Hey, all!
Like the title says, The Guardian Cats of New York City: The Watcher On The Shore is once again available for sale and for checkout on Kindle Unlimited. For the story that gives us our first look at what happens when there’s something too big for the Guardian Cats to handle – and how they manage to help any – check out the Short Stories page, The Watcher On The Shore‘s own page, or just go straight to Amazon.
To whet your appetite, here’s an excerpt:
Nar-Tali didn’t often envy the senses of the two-legs, nose-numb and half-deaf as they were. But tonight he would have accepted their night-blindness if it had brought with it the distance and clarity of their vision. The Thing that was coming, it was coming from the water. He could sense that now, feel it in his whiskers and fur and bones like the coming of the storm. But as much as he strained his senses toward the Great Salty Water, he could detect nothing. The roaring of the rain filled his hearing; the water and the wind washed away all smells.
Then the skyfire flashed again, and he caught a glimpse of…something. It was distant and unclear and it was only there for a moment, but it was…it was like a hill had suddenly risen up out of the water, then slid smoothly back in.

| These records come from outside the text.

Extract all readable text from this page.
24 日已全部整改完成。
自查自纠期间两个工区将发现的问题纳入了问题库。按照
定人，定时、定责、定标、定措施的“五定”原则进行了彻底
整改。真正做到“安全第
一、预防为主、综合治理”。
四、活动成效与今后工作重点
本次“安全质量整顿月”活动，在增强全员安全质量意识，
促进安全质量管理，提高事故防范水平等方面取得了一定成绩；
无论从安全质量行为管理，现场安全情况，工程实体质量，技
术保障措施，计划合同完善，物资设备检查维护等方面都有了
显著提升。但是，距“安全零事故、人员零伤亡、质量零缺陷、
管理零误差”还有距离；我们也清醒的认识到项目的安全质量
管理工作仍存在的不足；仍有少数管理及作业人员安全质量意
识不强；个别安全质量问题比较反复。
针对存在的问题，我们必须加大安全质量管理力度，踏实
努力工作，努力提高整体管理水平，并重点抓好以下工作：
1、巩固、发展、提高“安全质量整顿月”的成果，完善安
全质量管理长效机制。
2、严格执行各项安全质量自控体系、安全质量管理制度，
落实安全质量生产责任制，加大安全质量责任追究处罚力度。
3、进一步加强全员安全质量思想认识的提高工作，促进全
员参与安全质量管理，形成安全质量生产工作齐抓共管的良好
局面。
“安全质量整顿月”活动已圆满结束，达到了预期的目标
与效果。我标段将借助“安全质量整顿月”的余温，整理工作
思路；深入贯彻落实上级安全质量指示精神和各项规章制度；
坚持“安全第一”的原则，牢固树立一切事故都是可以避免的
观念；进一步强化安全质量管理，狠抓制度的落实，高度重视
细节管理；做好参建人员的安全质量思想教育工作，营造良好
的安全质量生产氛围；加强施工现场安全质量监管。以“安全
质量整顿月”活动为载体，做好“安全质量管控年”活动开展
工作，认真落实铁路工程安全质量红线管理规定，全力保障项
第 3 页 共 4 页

The sky rumbled in response to the skyfire, drowning out all sound. But as the last of the echoes of the sky-roar faded, Nar-Tali thought he heard the last echoes of another – a distant reptilian bellow.
There it was again. Much closer this time. And much, much louder.
Nar-Tali noticed that the ragged two-legs was standing beside him now, staring out at the Great Salty Water. For all the good it would do him. Even if the hill in the water surfaced again, all he would see was black on black. Not that he, Nar-Tali, was doing much better. With all this blinding rain coming down, he might as well be a two-legs himself.
Wait – there it was. The hill in the water. It was beside the long wooden sidewalk that went out onto the water now, and it was approaching shore.
On some instinct, Nar-Tali nudged the ragged two-legs, then pointed toward the shore.
The two-legs nodded. He saw it, too.
The hill was rising out of the water. Only it was longer now. More of a ridge.
The ridge kept rising. And rising. And then it broke the surface, and…
Oh. Great. Sekhmet.
It was huge.
Bast have mercy, it was a great serpent. As long as the sidewalk-over-the-water…no, longer, as long as one of the great metal serpents that carried two-legs in their bellies as they screamed along the rails. And at least as thick.
Its head was broad and flat and angular, with horns and razored spines sticking out in all directions. Its mouth, with its three rows of fangs, was easily capable of taking the ragged two-legs whole. Its scales gleamed black in the light of the boardwalk lamps, and its eyes glowed a poisonous green.
It thrashed and coiled its way out of the surf, and then it was on shore, rushing forward on thousands of limbs of all description. Crab legs and lizard feet supported it as tentacles and jellyfish stingers waved in the air.
It was so big. So impossibly big. As big as old Apophis, but he was no Bast. He was just Nar-Tali. He couldn’t fight that. But he’d felt the calling in his bones tonight, the call to duty. Why had he been called if he could do nothing? There must be –
And then the ragged two-legs was striding forward, a stick in one hand, the other under his coat. “Whoa there!” He shouted. “Hey, whoa there!”